A Castelfranco in Miscano, si è tenuto il terzo Memorial dedicato ad Emma Scinto, una donna che, nelle cucine del ristorante di famiglia, ha saputo portare innovazioni sempre legate a piatti della tradizione (era una cultrice della pasta fatta a mano) e questo memorial è nato per rendere omaggio ad una donna che ha dato tutta la sua vita alla cucina.
Organizzato dalla famiglia Scinto e promosso dall'Associazione Provinciale Cuochi di Benevento, di cui Lorenzo Scinto, fratello di Emma, è vicario, il memorial quest'anno non ha visto svolgersi la gara enogastronomica, ma la cena di gala si è tenuta in un clima familiare, riservando importanti novità.
Innanzitutto la gara enogastronomica, già dalla prossima edizione, sarà estesa anche alle lady chef delle associazioni delle regioni confinanti con la Campania.
Poi la famiglia Scinto, insieme al vice direttore scientifico dell'Istituto di Ricovero e Cura a Carattere Scientifico (Irccs) "Casa Sollievo della Sofferenza", Massimo Carella, e Nicola Fiorentino dell'Ufficio Comunicazione, hanno annunciato che con i fondi raccolti, circa 5.000 euro, durante la cena svoltasi il 5 ottobre 2025 sarà acquistato un "contacellule" automatico.
Si tratta di un dispositivo di laboratorio utilizzato per contare, misurare e analizzare le cellule in modo rapido e preciso.
Questi strumenti, dotati di fotocamera e software che analizzano immagini o sospensioni liquide, riconoscono automaticamente cellule vive e morte tramite coloranti e calcolano concentrazione e vitalità in pochi secondi.
Sostituendo il conteggio manuale al microscopio, velocizza i flussi di lavoro in ematologia, coltura cellulare e microbiologia.
Non ha voluto far mancare il suo saluto anche il direttore scientifico, Ornella Paolini, che, assente fisicamente per motivi di lavoro, ha fatto pervenire un videomessaggio.

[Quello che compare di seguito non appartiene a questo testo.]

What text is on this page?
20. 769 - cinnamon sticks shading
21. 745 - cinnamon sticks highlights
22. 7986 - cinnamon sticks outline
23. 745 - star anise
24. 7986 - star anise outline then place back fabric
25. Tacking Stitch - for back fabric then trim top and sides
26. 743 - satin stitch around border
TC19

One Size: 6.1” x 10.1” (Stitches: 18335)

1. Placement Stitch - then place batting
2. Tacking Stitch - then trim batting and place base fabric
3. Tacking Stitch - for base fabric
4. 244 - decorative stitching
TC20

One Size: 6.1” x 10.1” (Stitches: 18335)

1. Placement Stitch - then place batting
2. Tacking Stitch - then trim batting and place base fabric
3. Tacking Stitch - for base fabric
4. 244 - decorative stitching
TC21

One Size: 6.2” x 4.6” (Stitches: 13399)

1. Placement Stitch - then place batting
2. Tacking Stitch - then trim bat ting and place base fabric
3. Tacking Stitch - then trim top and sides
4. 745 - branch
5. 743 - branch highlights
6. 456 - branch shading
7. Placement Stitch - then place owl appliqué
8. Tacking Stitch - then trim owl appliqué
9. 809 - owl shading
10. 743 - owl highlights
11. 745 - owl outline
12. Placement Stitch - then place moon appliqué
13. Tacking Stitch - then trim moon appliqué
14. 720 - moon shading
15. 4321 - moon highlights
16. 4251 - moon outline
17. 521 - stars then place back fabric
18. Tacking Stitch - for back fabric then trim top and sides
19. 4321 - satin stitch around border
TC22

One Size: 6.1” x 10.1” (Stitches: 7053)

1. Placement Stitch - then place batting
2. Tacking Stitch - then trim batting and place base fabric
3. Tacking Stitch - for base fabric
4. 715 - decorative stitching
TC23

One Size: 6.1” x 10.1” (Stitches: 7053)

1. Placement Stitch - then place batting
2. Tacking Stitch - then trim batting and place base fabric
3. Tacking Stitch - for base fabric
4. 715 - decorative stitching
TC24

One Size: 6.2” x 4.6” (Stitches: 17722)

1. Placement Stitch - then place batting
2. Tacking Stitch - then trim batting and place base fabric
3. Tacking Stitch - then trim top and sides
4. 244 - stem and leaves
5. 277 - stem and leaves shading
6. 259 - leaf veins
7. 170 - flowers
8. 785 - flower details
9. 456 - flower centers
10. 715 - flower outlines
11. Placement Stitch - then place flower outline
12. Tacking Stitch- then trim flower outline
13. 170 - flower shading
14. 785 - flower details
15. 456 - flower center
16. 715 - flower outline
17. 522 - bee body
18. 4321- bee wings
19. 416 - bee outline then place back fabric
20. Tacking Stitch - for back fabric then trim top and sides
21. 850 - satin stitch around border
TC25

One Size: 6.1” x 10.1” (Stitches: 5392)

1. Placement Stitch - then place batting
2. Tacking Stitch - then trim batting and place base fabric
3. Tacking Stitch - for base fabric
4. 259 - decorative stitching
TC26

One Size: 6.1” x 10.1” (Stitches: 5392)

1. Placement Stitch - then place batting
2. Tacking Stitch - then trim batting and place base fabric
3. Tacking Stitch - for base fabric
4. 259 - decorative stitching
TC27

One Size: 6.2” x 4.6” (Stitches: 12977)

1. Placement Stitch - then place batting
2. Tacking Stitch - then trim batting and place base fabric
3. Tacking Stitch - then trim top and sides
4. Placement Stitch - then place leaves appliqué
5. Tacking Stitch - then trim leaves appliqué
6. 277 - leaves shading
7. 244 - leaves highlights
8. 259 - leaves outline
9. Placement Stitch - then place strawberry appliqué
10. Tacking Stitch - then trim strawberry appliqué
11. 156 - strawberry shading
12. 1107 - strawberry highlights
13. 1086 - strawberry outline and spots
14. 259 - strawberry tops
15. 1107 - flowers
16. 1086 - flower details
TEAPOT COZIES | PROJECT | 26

La creazione dell'evento è stata seguita dal presidente Rocco Festa, affiancato dal segretario Attilio Salierno, supportati dal consiglio direttivo. Tutto si è svolto in piena sintonia, vivendo una giornata densa di forti emozioni.
Tra i tavoli presenti in sala quello della famiglia, con i rappresentanti dell'Irccs e lo chef Pantaleo Amato, maestro di cucina, componente Nic e già docente Scuola Etoile di Rossano Boscolo.
Tra i tavoli dei parenti, quello della delegazione dell'Associazione Cuochi di Caserta, quello del Team Senior Benevento e quello dell'amministrazione comunale guidata da Andrea Giallonardo, fresca di riconferma.
Il tavolo più numeroso è stato quello delle amiche di Emma, che hanno avuto modo di ricordarla con aneddoti e storie che la riguardavano.
La presenza dei rappresentanti dell'"Opera di San Pio" è servita anche a confermare che, tra fine settembre e inizio ottobre, si terrà la seconda edizione dell'iniziativa "Un piatto per la vita", durante la quale verranno presentati altri progetti di raccolta fondi.
Per l'occasione, la cucina del locale è stata affidata al vice presidente dell'associazione, Antonio Carbone, che ha guidato la brigata del locale.